Abstract

The article advances linguistic synergetics as a novel research methodology by focusing on applicability of synergetic principles to language development studies. Synergetics is a name for the science of complexity that deals with principles of emergence, self-organisation and self-regulation of complex systems. From the perspective of the synergetic approach, a human language is considered an open, dynamic, non-linear, self-organizing system with all its hierarchical subsystems and elements coherently interconnected and controlled by governing parameters. The latter are considered to be principles of grammatical structure imposing constraints on the range of structural variation permitted in a given language. Any human language, as a synergetic system, has its own set of parameters to characterize peculiarities of its structural organization. It is parameters that highlight grammatical differences between languages. From this angle language development is understood as a change of the parameter pattern of a given language system, which causes the latter to self-organize into a new state. It is assumed that at any given moment the system of a language has its own parameter pattern. Any change within this pattern is but a signal of changes of the whole synergetic system.
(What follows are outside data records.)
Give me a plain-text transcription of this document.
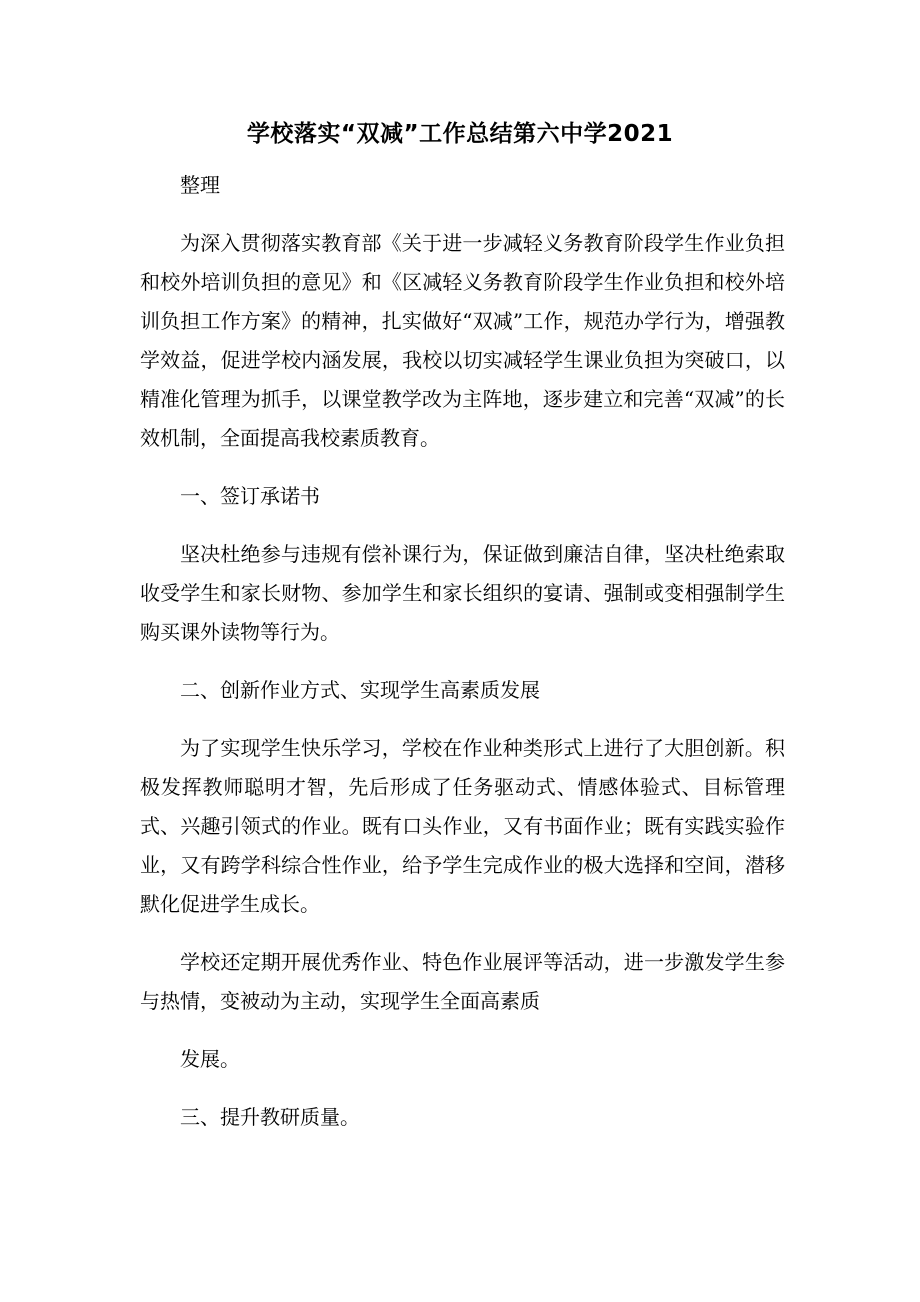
学校落实“双减”工作总结第六中学2021

整理

为深入贯彻落实教育部《关于进一步减轻义务教育阶段学生作业负担和校外培训负担的意见》和《区减轻义务教育阶段学生作业负担和校外培训负担工作方案》的精神，扎实做好“双减”工作，规范办学行为，增强教学效益，促进学校内涵发展，我校以切实减轻学生课业负担为突破口，以精准化管理为抓手，以课堂教学改为主阵地，逐步建立和完善“双减”的长效机制，全面提高我校素质教育。

一、签订承诺书

坚决杜绝参与违规有偿补课行为，保证做到廉洁自律，坚决杜绝索取收受学生和家长财物、参加学生和家长组织的宴请、强制或变相强制学生购买课外读物等行为。

二、创新作业方式、实现学生高素质发展

为了实现学生快乐学习，学校在作业种类形式上进行了大胆创新。积极发挥教师聪明才智，先后形成了任务驱动式、情感体验式、目标管理式、兴趣引领式的作业。既有口头作业，又有书面作业；既有实践实验作业，又有跨学科综合性作业，给予学生完成作业的极大选择和空间，潜移默化促进学生成长。

学校还定期开展优秀作业、特色作业展评等活动，进一步激发学生参与热情，变被动为主动，实现学生全面高素质

发展。

三、提升教研质量。
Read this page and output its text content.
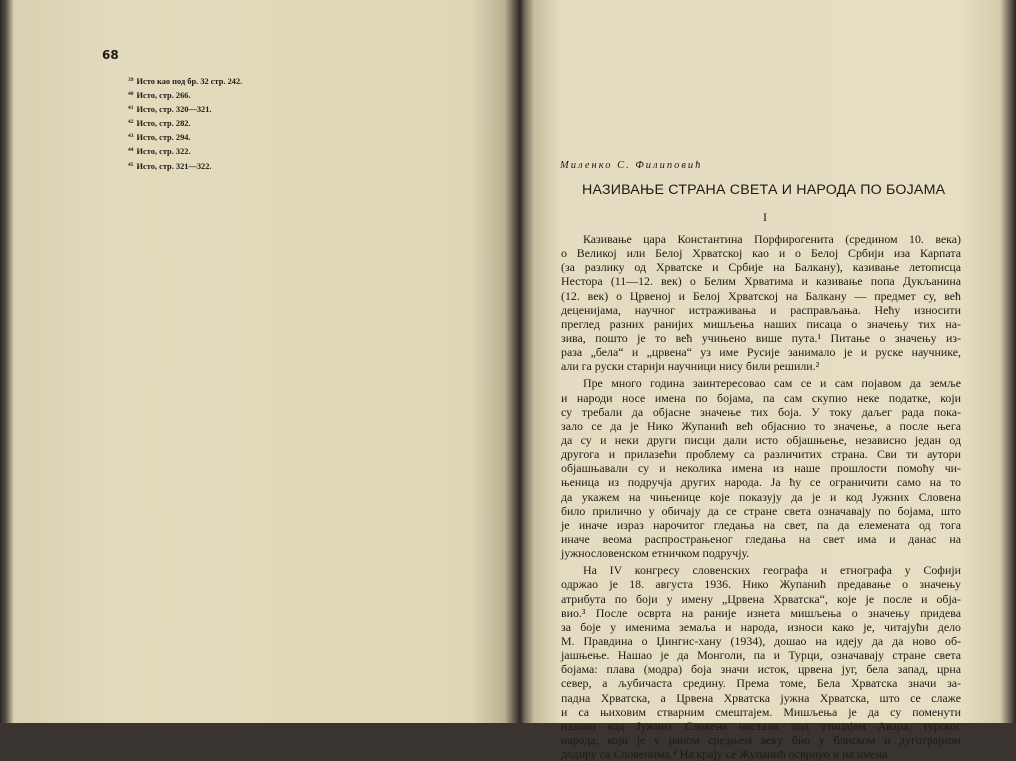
68
$^{39}$ Исто као под бр. 32 стр. 242.
$^{40}$ Исто, стр. 266.
$^{41}$ Исто, стр. 320—321.
$^{42}$ Исто, стр. 282.
$^{43}$ Исто, стр. 294.
$^{44}$ Исто, стр. 322.
$^{45}$ Исто, стр. 321—322.	Миленко С. Филиповић
НАЗИВАЊЕ СТРАНА СВЕТА И НАРОДА ПО БОЈАМА
I
Казивање цара Константина Порфирогенита (средином 10. века)
о Великој или Белој Хрватској као и о Белој Србији иза Карпата
(за разлику од Хрватске и Србије на Балкану), казивање летописца
Нестора (11—12. век) о Белим Хрватима и казивање попа Дукљанина
(12. век) о Црвеној и Белој Хрватској на Балкану — предмет су, већ
деценијама, научног истраживања и расправљања. Нећу износити
преглед разних ранијих мишљења наших писаца о значењу тих на-
зива, пошто је то већ учињено више пута.¹ Питање о значењу из-
раза „бела“ и „црвена“ уз име Русије занимало је и руске научнике,
али га руски старији научници нису били решили.²
Пре много година заинтересовао сам се и сам појавом да земље
и народи носе имена по бојама, па сам скупио неке податке, који
су требали да објасне значење тих боја. У току даљег рада пока-
зало се да је Нико Жупанић већ објаснио то значење, а после њега
да су и неки други писци дали исто објашњење, независно један од
другога и прилазећи проблему са различитих страна. Сви ти аутори
објашњавали су и неколика имена из наше прошлости помоћу чи-
њеница из подручја других народа. Ја ћу се ограничити само на то
да укажем на чињенице које показују да је и код Јужних Словена
било прилично у обичају да се стране света означавају по бојама, што
је иначе израз нарочитог гледања на свет, па да елемената од тога
иначе веома распрострањеног гледања на свет има и данас на
јужнословенском етничком подручју.
На IV конгресу словенских географа и етнографа у Софији
одржао је 18. августа 1936. Нико Жупанић предавање о значењу
атрибута по боји у имену „Црвена Хрватска“, које је после и обја-
вио.³ После осврта на раније изнета мишљења о значењу придева
за боје у именима земаља и народа, износи како је, читајући дело
М. Правдина о Џингис-хану (1934), дошао на идеју да да ново об-
јашњење. Нашао је да Монголи, па и Турци, означавају стране света
бојама: плава (модра) боја значи исток, црвена југ, бела запад, црна
север, а љубичаста средину. Према томе, Бела Хрватска значи за-
падна Хрватска, а Црвена Хрватска јужна Хрватска, што се слаже
и са њиховим стварним смештајем. Мишљења је да су поменути
називи код Јужних Словена настали под утицајем Авара, турског
народа, који је у раном средњем веку био у блиском и дуготрајном
додиру са Словенима.⁴ На крају се Жупанић осврнуо и на имена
The article focuses on the following four parameters peculiar to Old English, namely: The null subject parameter, The head directionality parameter, The reflexive domain parameter, and The question movement parameter. The article shows that the  typological shift of English is based on the mechanism of changes within the parameter pattern of the language. As a result, the Old English synthetic language became the Modern English analytical language. A close examination of historical dynamics of English within its different language levels indicates that language never changes chaotically but has an underlying order determined by certain grammatical parameters of the language system.  Mechanisms of self-organization of a complex system lie in the changes within its parameters. By contrast, the structural stability of the language is provided by stability of a great number of control parameters of the language mega-system.